What happened in the instant case, as we view it, is briefly this: For a valuable consideration, namely, Hinman’s contract to build him a residence, petitioner transferred to Hinman an oil payment. Thereafter, Hinman was the owner of the oil payment until he had collected $120,000, when it was to revert to petitioner. In 1949, the taxable year which we have before us, Hinman collected $12,782.53 from the oil payment. That amount was gross income to him from oil production and he was entitled to depletion. It was not income to petitioner. T. W. Lee, supra. In the same year Hinman paid to petitioner from whom he had acquired the oil payment, $20,809.79. This was part payment to petitioner for the capital asset which Hinman had purchased from petitioner and the gain realized therefrom is taxable as capital gain. Sec. 117, Internal Revenue Code of 1939.

We hold for petitioner on the first issue.

With respect to the second issue respondent concedes error. In his brief respondent says:

Respondent here concedes that petitioners realized and received during 1949 only $20,809.79, of the consideration due them for the assignment of the oil payment. No greater amount should be included in their income for said year.

Effect to this concession will be given in a computation under Rule 50. Petitioners are not entitled to any depletion deduction from this $20,809.79. See Alice G. K. Kleberg, 43 B. T. A. 277. It is our understanding that petitioners do not claim any deduction for depletion in case we decide the primary issue in their favor. Having decided that issue in their favor, it is clear they are not entitled to any deduction for depletion. They were not the owners of the oil payment which Hinman received.

Reviewed by the Court.

Decision will be entered under Bule 50.

Arundell, J.,

dissenting: There is no dispute that the oil payments constituted ordinary income and if they had been collected by the taxpayer they would have been taxable to him. But, petitioner assigned his right to collect these oil payments to the extent of $120,000 to a builder in consideration of the latter’s erecting a house for petitioner. In the terms of the assignment the oil payments were transferred to the builder until the latter “shall have received from the proceeds of the sale of said interest in said oil the sum of One Hundred Twenty Thousand ($120,000.00) Dollars, whereupon the interest herein conveyed to said A. E. Hinman [builder] shall terminate and revert to and revest in said John David I-Iawn [petitioner], his heirs, representatives and assigns without the necessity of the execution of any character of release or reconveyance.” Approximately 2 years were estimated to pay out the builder for erecting petitioner’s house.

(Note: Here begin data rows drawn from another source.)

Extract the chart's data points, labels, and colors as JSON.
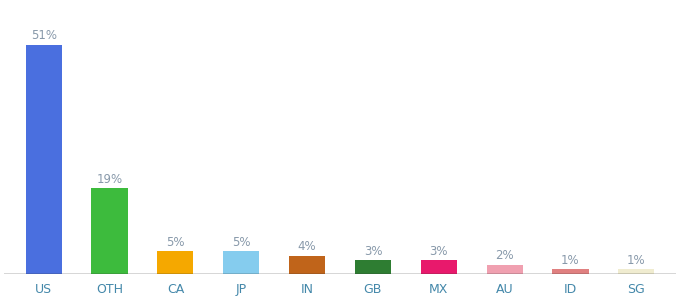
{
  "categories": [
    "US",
    "OTH",
    "CA",
    "JP",
    "IN",
    "GB",
    "MX",
    "AU",
    "ID",
    "SG"
  ],
  "values": [
    51,
    19,
    5,
    5,
    4,
    3,
    3,
    2,
    1,
    1
  ],
  "labels": [
    "51%",
    "19%",
    "5%",
    "5%",
    "4%",
    "3%",
    "3%",
    "2%",
    "1%",
    "1%"
  ],
  "colors": [
    "#4a6fdf",
    "#3dbb3d",
    "#f5a800",
    "#85ccee",
    "#c0641a",
    "#2e7d32",
    "#e8196c",
    "#f0a0b0",
    "#e08080",
    "#f0ecd0"
  ],
  "ylim": [
    0,
    60
  ],
  "label_color": "#8899aa",
  "label_fontsize": 8.5,
  "tick_fontsize": 9,
  "tick_color": "#4488aa",
  "bar_width": 0.55,
  "bottom_line_color": "#333333",
  "figsize": [
    6.8,
    3.0
  ],
  "dpi": 100
}
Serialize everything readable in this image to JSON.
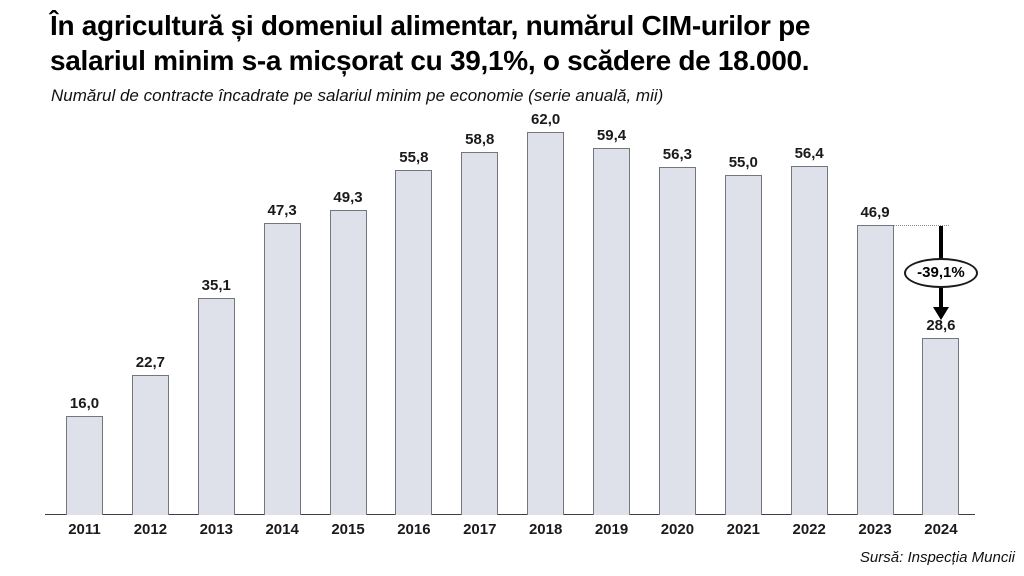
{
  "header": {
    "title_lines": [
      "În agricultură și domeniul alimentar, numărul CIM-urilor pe",
      "salariul minim s-a micșorat cu 39,1%, o scădere de 18.000."
    ],
    "subtitle": "Numărul de contracte încadrate pe salariul minim pe economie (serie anuală, mii)"
  },
  "chart_data": {
    "type": "bar",
    "title": "Numărul de contracte încadrate pe salariul minim pe economie (serie anuală, mii)",
    "categories": [
      "2011",
      "2012",
      "2013",
      "2014",
      "2015",
      "2016",
      "2017",
      "2018",
      "2019",
      "2020",
      "2021",
      "2022",
      "2023",
      "2024"
    ],
    "values": [
      16.0,
      22.7,
      35.1,
      47.3,
      49.3,
      55.8,
      58.8,
      62.0,
      59.4,
      56.3,
      55.0,
      56.4,
      46.9,
      28.6
    ],
    "value_labels": [
      "16,0",
      "22,7",
      "35,1",
      "47,3",
      "49,3",
      "55,8",
      "58,8",
      "62,0",
      "59,4",
      "56,3",
      "55,0",
      "56,4",
      "46,9",
      "28,6"
    ],
    "xlabel": "",
    "ylabel": "",
    "ylim": [
      0,
      65
    ],
    "grid": false,
    "legend": false,
    "bar_fill_color": "#dee1ea",
    "bar_border_color": "#75757d",
    "annotation": {
      "label": "-39,1%",
      "from_category": "2023",
      "to_category": "2024",
      "from_index": 12,
      "to_index": 13
    }
  },
  "footer": {
    "source": "Sursă: Inspecția Muncii"
  }
}
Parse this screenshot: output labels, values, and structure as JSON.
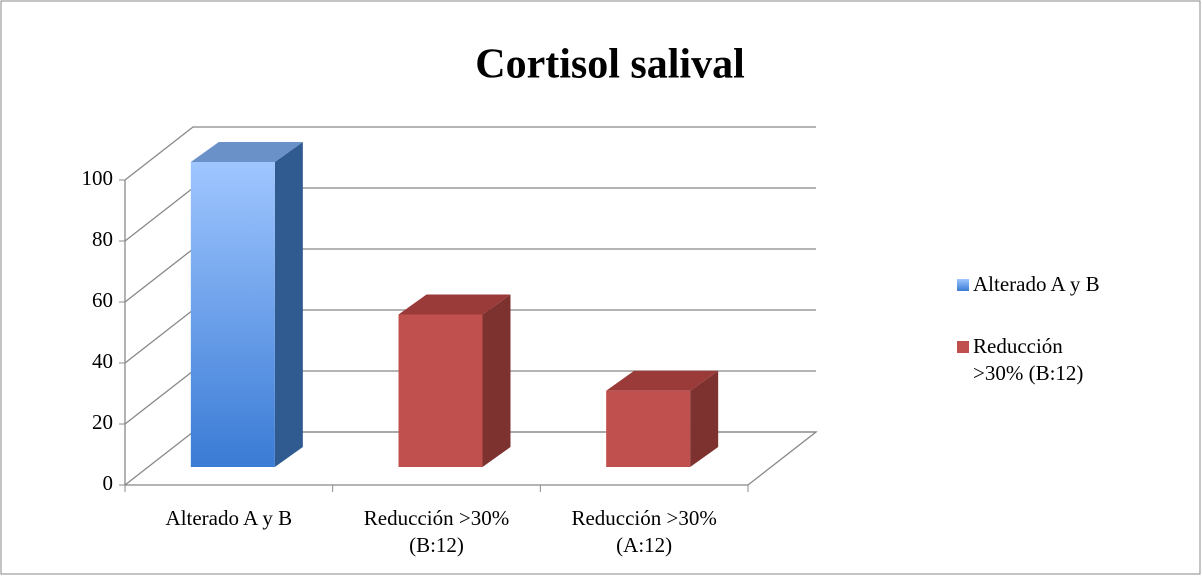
{
  "chart_data": {
    "type": "bar3d",
    "title": "Cortisol salival",
    "categories": [
      "Alterado A y B",
      "Reducción >30% (B:12)",
      "Reducción >30% (A:12)"
    ],
    "series": [
      {
        "name": "Alterado A y B",
        "color": "#4f81bd",
        "values": [
          100,
          null,
          null
        ]
      },
      {
        "name": "Reducción >30% (B:12)",
        "color": "#c0504d",
        "values": [
          null,
          50,
          25
        ]
      }
    ],
    "ylim": [
      0,
      100
    ],
    "yticks": [
      0,
      20,
      40,
      60,
      80,
      100
    ],
    "grid": true,
    "legend": "right"
  }
}
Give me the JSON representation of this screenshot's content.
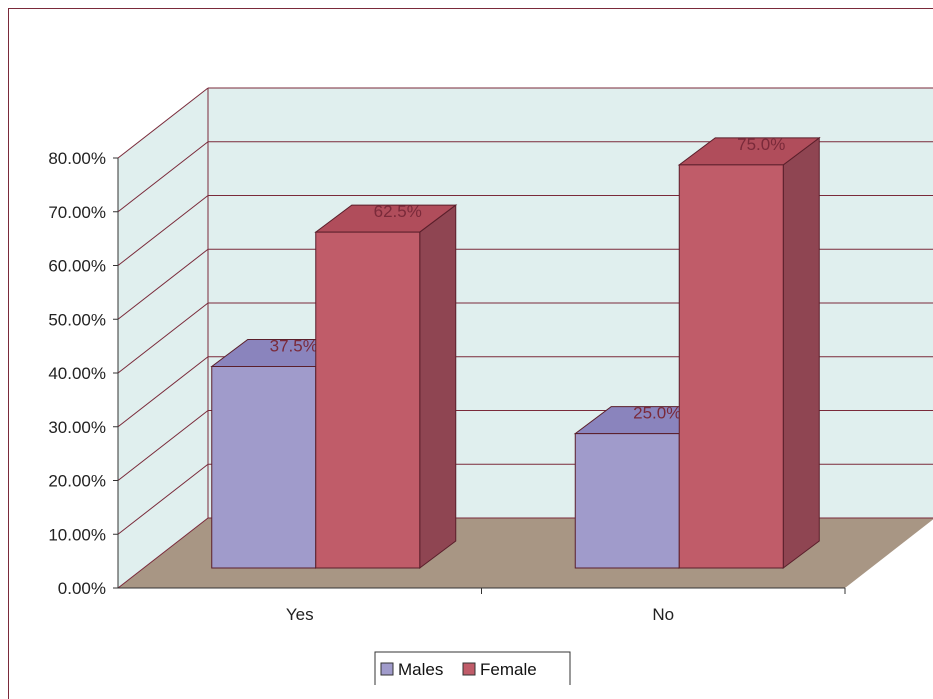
{
  "chart_data": {
    "type": "bar",
    "categories": [
      "Yes",
      "No"
    ],
    "series": [
      {
        "name": "Males",
        "values": [
          37.5,
          25.0
        ],
        "labels": [
          "37.5%",
          "25.0%"
        ]
      },
      {
        "name": "Female",
        "values": [
          62.5,
          75.0
        ],
        "labels": [
          "62.5%",
          "75.0%"
        ]
      }
    ],
    "y_ticks": [
      "0.00%",
      "10.00%",
      "20.00%",
      "30.00%",
      "40.00%",
      "50.00%",
      "60.00%",
      "70.00%",
      "80.00%"
    ],
    "ylim": [
      0,
      80
    ],
    "grid": true,
    "legend": "bottom",
    "three_d": true
  },
  "colors": {
    "males_front": "#a09bcb",
    "males_top": "#8a84bd",
    "males_side": "#7e78b0",
    "female_front": "#c05c69",
    "female_top": "#b04d5b",
    "female_side": "#8f4552",
    "back_wall": "#e0efee",
    "floor": "#a89684",
    "grid_line": "#7a2a3a"
  }
}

It can no longer be successfully argued that one vested with the right to receive income can “escape the tax by any kind of anticipatory arrangement, however skillfully devised, by which he procures payment of it to another, since, by the exercise of his power to command the income, he enjoys the benefit of the income on which the tax is laid.” Harrison v. Schaffner, 312 U. S. 579. See Lucas v. Earl, 281 U. S. 111; Helvering v. Horst, 311 U. S. 112; Helvervng v. Eubank, 311 U. S. 122.

The majority seem to think there is a different treatment called for when income from an oil well is assigned and that the assignment of such income constitutes an assignment of a property interest in the corpus from which flows the income assigned even though the amount assigned is limited and is temporary in nature. It is true the Supreme Court has held where the entire interest in the income of a trust was disposed of that the transaction may be regarded as a transfer of the corpus from which flowed the income. Blair v. Commissioner, 300 U. S. 5. But, this has not been the Court’s holding where there has been a temporary disposition of the income from property even though the transfer takes the form of a temporary disposition of the property itself. Harrison v. Schaffner, supra. In all such cases the income has been taxed to the grantor.

In my opinion the oil payments constituted ordinary income to petitioner and should be taxed accordingly.

Kern, Opper, Raum, Rice, and Bruce, JJ., agree with this dissent.